The hadrosaur bone is extremely well preserved we must determine why. Many dinosaur fossils are not well preserved and we ask why for these as well. If there is a high level of silicate replacement of the organic bone material we can discover why. How? We test the bone and surrounding matrix for the composition of the chemical nature which transform the bone into a fossil. In contrast we can test for the reason why the bone was not replaced by silicates. There are other chemical agents which contribute or subtract from the fossilization process and these can all be revealed by careful testing. Without this testing all we have is either a great looking rock hard dinosaur bone or a crumbling mess that drive prep workers insane.


In association with the other tested conditions mentioned above we must address the influence of water on the hadrosaur bone. Assuming we have established by previous testing that the specimen has been transported prior to deposit we must test to establish how much energy was involved. Dr. Horner established that one of the bone beds he examined was a result of a massive, but localized, flood event. Those exclusive (no other species represented) hadrosaur bones displayed sharp fractures and strange orientations that could only result from the energy present in such a localized flood event. Slow moving water does not lead to such depositional factors. Also the inclusion of inorganic matter, such as boulders, can reveal the energy of a flood event. Without testing for these conditions all we know is that the dinosaur bone was deposited in the matrix. Again, just a dinosaur bone.

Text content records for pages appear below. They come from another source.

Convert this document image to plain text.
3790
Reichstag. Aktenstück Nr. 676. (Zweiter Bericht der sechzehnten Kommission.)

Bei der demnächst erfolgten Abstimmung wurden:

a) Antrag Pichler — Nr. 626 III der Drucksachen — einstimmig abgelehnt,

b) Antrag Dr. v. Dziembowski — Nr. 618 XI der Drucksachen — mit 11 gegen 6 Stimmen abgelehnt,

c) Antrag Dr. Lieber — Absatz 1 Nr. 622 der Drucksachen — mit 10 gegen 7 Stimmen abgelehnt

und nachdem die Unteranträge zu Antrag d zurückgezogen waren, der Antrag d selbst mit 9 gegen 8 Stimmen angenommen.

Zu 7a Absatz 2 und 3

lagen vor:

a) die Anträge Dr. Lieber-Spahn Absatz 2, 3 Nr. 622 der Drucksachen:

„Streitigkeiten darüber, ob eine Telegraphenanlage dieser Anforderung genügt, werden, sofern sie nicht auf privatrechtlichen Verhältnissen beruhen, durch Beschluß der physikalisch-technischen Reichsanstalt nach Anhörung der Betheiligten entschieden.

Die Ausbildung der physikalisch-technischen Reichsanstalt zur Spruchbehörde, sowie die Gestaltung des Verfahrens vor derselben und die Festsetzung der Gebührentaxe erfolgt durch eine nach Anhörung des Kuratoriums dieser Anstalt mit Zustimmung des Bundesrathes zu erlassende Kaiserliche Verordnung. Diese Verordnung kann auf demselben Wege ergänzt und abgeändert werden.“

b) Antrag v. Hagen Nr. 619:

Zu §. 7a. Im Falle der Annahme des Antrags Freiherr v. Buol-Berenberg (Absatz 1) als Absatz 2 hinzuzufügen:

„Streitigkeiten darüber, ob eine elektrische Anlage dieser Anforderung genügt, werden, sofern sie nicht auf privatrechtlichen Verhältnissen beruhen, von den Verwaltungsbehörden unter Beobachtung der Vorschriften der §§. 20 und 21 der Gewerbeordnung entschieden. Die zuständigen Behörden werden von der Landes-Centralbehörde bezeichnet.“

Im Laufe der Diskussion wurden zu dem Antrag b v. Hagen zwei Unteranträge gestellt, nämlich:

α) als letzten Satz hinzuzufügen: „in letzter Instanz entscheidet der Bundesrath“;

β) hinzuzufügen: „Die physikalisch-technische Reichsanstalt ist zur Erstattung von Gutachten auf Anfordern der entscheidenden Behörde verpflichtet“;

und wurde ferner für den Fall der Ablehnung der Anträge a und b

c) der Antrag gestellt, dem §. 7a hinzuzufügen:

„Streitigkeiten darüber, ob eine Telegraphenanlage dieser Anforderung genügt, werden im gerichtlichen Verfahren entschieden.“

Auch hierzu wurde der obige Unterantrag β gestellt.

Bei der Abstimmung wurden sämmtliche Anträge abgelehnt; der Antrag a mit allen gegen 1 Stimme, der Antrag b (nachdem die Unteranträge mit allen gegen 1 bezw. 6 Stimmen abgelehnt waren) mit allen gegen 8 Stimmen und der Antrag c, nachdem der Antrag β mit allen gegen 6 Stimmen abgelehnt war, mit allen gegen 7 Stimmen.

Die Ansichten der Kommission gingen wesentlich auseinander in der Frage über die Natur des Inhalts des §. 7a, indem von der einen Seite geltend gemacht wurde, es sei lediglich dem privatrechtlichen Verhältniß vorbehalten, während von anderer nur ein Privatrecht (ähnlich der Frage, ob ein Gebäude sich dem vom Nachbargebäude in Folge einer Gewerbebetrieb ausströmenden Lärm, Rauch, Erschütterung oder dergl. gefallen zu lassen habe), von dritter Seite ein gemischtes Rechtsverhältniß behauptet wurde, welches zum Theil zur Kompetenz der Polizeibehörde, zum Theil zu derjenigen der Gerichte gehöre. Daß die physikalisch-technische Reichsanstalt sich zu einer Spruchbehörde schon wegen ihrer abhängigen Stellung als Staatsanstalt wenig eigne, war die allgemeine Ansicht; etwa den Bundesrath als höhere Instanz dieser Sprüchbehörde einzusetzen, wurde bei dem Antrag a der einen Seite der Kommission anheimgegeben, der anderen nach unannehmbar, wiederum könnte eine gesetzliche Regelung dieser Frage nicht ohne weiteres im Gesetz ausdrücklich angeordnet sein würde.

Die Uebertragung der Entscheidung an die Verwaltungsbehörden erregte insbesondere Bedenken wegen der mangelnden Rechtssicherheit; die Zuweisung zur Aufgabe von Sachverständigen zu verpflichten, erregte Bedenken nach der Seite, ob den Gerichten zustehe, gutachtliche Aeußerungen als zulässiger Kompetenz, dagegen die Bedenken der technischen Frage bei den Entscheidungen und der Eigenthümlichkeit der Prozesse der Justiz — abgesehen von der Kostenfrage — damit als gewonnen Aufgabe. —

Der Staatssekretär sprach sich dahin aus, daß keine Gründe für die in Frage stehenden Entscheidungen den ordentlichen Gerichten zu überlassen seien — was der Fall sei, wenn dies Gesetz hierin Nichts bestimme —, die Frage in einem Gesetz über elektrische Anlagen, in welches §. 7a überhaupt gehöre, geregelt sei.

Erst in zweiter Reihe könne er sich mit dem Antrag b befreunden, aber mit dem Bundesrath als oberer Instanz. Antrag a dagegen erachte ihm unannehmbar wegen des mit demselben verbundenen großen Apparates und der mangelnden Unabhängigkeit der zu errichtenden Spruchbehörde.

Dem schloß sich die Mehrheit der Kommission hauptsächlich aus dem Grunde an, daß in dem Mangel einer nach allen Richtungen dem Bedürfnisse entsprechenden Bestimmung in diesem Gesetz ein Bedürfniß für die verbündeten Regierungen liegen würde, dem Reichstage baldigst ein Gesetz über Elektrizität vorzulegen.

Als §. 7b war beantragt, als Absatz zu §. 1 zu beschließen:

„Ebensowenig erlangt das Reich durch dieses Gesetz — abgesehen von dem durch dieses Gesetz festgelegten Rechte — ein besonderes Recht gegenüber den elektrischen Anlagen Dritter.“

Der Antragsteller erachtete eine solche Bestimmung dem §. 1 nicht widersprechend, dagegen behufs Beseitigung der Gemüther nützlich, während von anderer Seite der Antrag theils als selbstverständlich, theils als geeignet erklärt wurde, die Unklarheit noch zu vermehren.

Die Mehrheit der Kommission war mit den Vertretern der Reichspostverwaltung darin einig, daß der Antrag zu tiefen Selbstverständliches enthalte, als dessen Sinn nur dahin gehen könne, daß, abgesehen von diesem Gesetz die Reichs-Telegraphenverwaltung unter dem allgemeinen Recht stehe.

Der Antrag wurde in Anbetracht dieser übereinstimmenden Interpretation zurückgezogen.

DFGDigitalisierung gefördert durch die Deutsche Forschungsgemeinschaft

How do we know this is a hadrosaur femur, and how do we know if this is an adult, juvenile, hatchling, or a new species? We test the bone for data points that have been established by prior work. In conjunction with comparative anatomy we test to see if the data points are correct and if not why. Dwarfism and other considerations must be addressed. A fully adult dwarf hadrosaur would display some adult characteristics and some juvenile characteristics. A new species of small hadrosaur would present a consistent set of data points across the age range of a life cycle, as would a larger species. Without this testing we have nothing but an odd dinosaur bone.


So we have established that this is a hadrosaur bone and the environment in which it lived, died and was deposited. Now we must test to establish the geologic time for these events. We do radiometric testing to establish this in association with the paleo-botany and by other means. If the geochronological data matches for the species of known hadrosaurs we can safely conclude the species or family identity. If, however, the dating reveals the specimen falls outside the known time frame wherein the known speciation of hadrosaurs exists we must ask why? Without testing we have nothing but a hadrosaur bone which may or may not be a representation of a new species and of unknown age.


When we recover this hadrosaur bone we also find a shed tooth of a large predatory dinosaur and a few smaller predator teeth. We can test to determine the species of these teeth to cross check the time frame. We know the difference between Tyrannosaur teeth and those of Albertosaur, and those of Dromeosaurs, Troodon and Sauronitholetes and the difference between these. We know, by testing, that these teeth represent a sample of the other dinosaurs present when the hadrosaur bone was deposited. These tests determine the predator-prey ratios and in association with other herbivores we test for the diversity of the fauna of a local environment. One revealing aspect of this testing is the overall decline in dinosaur species, but not numbers, towards the end of the Cretaceous. Without testing for the biodiversity of the environment all we have is a bone and some teeth.

So, when claims are made that there is no testing done in paleontology just go ahead and laugh. It displays a level of ignorance so elevated that it cannot easily be measured. Actually I know of no accurate means by which we could measure such.